13 januari verschijnt van Emmanuel Carrère Andere levens dan het mijne (D’autres vies que la mienne), vertaald door Floor Borsboom. Vanavond kunt u al de eerste pagina's lezen en uw exemplaar reserveren.

‘Binnen slechts enkele maanden was ik getuige van twee gebeurtenissen die me van alles ter wereld de grootste angst inboezemen: de dood van een kind en die van een jonge moeder. Iemand zei toen tegen me: jij bent schrijver, waarom schrijf je niet over wat we hebben meegemaakt?’
In Andere levens dan het mijne schrijft Emmanuel Carrère over mensen in zijn directe omgeving. Een Frans echtpaar dat hij in december 2004 heeft leren kennen op Sri Lanka verliest in de tsunami hun dochtertje van vier. Zijn schoonzus overlijdt aan kanker en laat een echtgenoot en drie dochtertjes achter.

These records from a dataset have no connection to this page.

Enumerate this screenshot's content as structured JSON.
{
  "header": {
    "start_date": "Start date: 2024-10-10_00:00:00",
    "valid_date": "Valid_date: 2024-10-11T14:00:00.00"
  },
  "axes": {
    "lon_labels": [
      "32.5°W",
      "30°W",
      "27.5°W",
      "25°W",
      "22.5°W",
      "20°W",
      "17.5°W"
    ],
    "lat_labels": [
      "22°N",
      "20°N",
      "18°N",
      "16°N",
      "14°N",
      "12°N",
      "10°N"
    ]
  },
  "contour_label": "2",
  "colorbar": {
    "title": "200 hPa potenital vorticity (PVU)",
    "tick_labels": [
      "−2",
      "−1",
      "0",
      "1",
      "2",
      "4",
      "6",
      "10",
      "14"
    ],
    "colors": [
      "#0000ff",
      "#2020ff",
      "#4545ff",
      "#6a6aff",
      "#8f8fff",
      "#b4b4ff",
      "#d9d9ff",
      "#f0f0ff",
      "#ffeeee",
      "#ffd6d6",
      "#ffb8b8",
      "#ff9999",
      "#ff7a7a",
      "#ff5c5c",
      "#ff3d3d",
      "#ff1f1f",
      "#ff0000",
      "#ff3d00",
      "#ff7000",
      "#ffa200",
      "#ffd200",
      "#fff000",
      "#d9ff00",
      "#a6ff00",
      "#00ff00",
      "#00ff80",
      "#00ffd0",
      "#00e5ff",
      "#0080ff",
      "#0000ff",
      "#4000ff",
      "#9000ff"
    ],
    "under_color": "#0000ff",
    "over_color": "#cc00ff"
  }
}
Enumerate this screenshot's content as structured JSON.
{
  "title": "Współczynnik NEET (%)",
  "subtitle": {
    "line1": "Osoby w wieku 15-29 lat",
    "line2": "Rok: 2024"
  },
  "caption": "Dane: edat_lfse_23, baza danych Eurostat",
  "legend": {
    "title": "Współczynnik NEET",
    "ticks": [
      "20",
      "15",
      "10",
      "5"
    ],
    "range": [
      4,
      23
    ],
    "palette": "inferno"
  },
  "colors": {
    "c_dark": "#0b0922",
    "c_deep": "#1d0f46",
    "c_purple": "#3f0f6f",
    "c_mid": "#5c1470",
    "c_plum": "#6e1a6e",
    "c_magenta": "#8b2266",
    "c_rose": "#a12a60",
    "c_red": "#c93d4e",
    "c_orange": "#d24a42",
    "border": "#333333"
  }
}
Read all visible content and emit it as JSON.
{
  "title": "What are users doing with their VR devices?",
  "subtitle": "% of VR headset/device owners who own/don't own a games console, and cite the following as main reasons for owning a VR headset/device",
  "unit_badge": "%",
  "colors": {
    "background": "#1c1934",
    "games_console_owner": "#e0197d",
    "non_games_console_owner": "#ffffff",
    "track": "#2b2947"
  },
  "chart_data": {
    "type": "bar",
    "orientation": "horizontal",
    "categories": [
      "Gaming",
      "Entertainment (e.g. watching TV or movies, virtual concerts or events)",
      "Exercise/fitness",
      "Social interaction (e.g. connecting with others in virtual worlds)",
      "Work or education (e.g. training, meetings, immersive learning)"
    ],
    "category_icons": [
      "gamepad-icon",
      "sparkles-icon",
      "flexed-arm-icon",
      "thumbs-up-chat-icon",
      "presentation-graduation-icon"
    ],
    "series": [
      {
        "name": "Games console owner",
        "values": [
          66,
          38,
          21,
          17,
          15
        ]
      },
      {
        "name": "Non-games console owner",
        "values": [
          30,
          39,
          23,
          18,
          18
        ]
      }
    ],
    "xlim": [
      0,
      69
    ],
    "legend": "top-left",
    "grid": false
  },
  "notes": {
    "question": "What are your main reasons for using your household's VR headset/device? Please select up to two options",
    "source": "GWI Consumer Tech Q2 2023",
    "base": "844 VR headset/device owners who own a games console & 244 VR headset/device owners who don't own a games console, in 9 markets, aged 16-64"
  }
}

Ondanks de zware onderwerpen die Carrère aansnijdt gaat dit boek eerder over de kracht van het leven en over liefde dan over de dood. Door de zeer persoonlijke invalshoek is Andere levens dan het mijne een boek dat je raakt.

Emmanuel Carrère (1958) brak internationaal door met De sneeuwklas (Prix Fémina) en De tegenstander, die beide succesvol zijn verfilmd. Zijn laatste boek, Een Russische roman, verscheen bij De Arbeiderspers in 2007.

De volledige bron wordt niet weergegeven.